Heap House — Edward Carey
Heap House — Edward Carey
'Roald Dahl by way of Charles Dickens' - Vox.com
'Dark and wildly original urban fantasy tale' - The New York Times
'Delightful, eccentric, heartfelt, surprising, philosophical, everything that a novel for children should be' - Eleanor Catton, winner of the Man Booker Prize 2013
The Iremongers have taken up what was not wanted and wanted it. Clod is an Iremonger. He lives in the Heaps, a vast sea of lost and discarded items collected from all over London.

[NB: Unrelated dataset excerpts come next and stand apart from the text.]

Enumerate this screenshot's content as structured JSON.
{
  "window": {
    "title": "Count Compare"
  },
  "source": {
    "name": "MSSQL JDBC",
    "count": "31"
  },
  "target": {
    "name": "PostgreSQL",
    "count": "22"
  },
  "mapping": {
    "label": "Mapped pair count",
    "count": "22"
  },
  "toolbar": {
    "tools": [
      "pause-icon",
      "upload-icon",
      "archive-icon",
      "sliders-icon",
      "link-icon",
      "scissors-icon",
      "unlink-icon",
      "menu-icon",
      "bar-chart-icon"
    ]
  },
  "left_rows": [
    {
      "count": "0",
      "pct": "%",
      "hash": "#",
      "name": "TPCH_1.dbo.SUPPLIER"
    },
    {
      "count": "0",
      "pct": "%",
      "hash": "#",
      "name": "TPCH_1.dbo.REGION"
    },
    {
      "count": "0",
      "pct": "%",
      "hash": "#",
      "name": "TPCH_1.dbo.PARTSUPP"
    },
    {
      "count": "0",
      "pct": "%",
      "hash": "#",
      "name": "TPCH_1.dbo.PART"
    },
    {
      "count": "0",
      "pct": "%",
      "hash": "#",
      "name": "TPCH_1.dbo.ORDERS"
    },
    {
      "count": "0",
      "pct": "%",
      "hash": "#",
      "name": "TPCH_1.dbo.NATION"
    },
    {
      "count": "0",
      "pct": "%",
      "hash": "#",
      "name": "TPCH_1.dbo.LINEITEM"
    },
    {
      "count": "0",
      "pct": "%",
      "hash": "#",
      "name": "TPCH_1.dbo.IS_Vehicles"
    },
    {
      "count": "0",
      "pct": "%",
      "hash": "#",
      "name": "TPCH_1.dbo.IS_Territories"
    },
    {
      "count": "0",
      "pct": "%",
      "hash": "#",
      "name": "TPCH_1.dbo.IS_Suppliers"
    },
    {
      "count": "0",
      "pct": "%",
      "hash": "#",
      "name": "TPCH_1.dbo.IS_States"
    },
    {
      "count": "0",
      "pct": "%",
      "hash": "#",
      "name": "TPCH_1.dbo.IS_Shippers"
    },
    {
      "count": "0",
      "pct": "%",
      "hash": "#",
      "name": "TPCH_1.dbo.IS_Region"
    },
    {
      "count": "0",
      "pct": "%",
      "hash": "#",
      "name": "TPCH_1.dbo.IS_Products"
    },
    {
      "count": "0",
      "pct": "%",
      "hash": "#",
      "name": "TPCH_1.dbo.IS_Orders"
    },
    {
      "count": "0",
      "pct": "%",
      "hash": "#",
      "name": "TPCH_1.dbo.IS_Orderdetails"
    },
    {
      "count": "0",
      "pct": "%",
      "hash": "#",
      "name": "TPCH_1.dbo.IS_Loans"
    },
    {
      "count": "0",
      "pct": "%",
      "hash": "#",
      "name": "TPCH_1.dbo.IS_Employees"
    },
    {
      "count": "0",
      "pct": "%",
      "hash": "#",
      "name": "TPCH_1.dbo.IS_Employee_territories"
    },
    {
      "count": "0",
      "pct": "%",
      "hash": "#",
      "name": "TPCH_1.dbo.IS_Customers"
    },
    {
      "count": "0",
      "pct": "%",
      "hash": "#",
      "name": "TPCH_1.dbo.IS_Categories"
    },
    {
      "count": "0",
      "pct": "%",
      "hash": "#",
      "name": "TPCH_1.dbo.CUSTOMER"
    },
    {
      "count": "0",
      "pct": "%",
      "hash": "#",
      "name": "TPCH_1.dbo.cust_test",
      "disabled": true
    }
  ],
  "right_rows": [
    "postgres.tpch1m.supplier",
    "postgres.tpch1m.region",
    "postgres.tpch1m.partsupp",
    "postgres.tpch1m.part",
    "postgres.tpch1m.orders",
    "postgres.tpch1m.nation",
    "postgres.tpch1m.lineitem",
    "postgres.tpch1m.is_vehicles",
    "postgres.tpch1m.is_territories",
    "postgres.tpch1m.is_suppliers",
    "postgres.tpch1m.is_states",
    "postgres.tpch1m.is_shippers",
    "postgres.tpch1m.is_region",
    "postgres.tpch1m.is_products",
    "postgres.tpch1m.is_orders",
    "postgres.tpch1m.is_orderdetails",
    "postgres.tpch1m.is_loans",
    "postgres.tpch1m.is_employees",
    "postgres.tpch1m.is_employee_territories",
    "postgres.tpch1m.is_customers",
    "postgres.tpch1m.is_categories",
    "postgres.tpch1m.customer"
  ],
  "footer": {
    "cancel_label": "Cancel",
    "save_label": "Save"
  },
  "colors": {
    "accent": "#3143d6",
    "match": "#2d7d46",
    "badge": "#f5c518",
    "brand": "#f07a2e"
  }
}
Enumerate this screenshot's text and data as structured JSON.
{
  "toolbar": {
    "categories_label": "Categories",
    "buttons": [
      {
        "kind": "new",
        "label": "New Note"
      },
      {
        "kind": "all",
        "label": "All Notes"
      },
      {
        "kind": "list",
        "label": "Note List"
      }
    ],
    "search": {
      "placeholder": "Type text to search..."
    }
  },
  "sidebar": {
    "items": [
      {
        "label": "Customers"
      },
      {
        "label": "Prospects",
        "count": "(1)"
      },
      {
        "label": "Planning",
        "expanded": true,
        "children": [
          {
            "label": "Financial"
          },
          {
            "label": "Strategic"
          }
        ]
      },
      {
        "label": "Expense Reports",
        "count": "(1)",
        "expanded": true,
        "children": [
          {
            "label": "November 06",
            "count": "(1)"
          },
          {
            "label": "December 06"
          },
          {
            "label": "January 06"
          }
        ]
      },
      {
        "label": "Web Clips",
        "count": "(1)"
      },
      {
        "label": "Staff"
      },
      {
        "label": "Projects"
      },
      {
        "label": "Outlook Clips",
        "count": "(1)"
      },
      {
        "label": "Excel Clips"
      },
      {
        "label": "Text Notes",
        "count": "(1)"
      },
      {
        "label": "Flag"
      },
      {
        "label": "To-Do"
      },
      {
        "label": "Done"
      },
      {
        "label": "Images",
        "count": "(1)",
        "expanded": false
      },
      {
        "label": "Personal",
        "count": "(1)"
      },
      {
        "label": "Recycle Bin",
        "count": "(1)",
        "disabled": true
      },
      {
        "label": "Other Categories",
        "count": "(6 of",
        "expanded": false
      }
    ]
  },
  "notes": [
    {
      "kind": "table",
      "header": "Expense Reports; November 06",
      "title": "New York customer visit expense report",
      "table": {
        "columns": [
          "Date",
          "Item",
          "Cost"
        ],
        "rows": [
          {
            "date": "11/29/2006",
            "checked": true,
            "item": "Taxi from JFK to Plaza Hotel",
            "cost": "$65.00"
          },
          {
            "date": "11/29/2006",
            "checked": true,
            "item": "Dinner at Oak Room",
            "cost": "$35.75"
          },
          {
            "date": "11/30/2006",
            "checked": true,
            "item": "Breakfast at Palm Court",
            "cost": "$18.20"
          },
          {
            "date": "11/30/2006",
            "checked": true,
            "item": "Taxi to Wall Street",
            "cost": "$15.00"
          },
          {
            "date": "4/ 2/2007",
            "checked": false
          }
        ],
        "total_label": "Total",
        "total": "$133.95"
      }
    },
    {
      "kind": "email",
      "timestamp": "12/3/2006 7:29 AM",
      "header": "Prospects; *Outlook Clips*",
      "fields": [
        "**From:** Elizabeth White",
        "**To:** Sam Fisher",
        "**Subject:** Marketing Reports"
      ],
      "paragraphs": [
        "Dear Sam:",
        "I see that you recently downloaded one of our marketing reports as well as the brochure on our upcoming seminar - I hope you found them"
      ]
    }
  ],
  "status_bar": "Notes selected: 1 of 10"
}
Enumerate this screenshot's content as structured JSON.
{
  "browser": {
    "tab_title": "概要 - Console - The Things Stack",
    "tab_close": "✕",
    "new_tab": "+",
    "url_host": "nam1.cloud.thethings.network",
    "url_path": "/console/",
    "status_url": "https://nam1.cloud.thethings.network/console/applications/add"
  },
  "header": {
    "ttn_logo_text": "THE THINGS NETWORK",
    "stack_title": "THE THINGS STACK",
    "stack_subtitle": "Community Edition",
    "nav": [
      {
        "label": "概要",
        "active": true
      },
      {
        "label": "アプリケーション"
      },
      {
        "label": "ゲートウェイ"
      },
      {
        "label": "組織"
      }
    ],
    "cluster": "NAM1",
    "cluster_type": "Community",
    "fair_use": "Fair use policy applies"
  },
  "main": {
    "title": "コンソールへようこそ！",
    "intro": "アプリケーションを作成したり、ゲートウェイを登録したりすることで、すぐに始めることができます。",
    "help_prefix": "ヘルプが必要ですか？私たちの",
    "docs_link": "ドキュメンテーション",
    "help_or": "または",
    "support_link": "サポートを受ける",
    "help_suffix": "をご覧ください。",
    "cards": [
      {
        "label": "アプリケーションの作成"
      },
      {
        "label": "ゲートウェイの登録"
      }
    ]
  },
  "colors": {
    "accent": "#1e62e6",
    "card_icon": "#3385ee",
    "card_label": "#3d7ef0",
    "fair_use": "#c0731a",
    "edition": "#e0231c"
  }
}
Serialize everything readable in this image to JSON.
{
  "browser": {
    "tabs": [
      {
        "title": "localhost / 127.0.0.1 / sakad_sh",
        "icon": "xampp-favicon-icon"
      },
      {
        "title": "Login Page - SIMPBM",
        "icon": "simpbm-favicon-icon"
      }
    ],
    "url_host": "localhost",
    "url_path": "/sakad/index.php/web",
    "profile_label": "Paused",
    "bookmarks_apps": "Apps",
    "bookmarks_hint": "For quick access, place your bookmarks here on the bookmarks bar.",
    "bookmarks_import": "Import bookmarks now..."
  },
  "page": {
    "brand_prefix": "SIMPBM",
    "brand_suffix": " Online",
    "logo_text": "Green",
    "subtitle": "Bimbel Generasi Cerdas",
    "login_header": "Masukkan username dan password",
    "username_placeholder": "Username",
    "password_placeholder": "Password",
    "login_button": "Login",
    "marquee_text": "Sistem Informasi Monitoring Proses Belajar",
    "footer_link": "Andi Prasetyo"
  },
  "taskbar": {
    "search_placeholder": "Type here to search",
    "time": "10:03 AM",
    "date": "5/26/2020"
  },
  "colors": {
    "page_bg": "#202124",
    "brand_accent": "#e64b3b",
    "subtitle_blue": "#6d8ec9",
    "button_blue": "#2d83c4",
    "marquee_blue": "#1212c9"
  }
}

At the centre is Heap House, a puzzle of houses, castles, homes and mysteries reclaimed from the city and built into a living maze of staircases and scurrying rats. The Iremongers are a mean and cruel family, robust and hardworking, but Clod has an illness. He can hear the objects whispering.
His birth object, a universal bath plug, says 'James Henry', Cousin Tummis's tap is squeaking 'Hilary Evelyn Ward-Jackson' and something in the attic is shouting 'Robert Burrington' and it sounds angry. A storm is brewing over Heap House. The Iremongers are growing restless and the whispers are getting louder.
When Clod meets Lucy Pennant, a girl newly arrived from the city, everything changes. The secrets that bind Heap House together begin to unravel to reveal a dark truth that threatens to destroy Clod's world.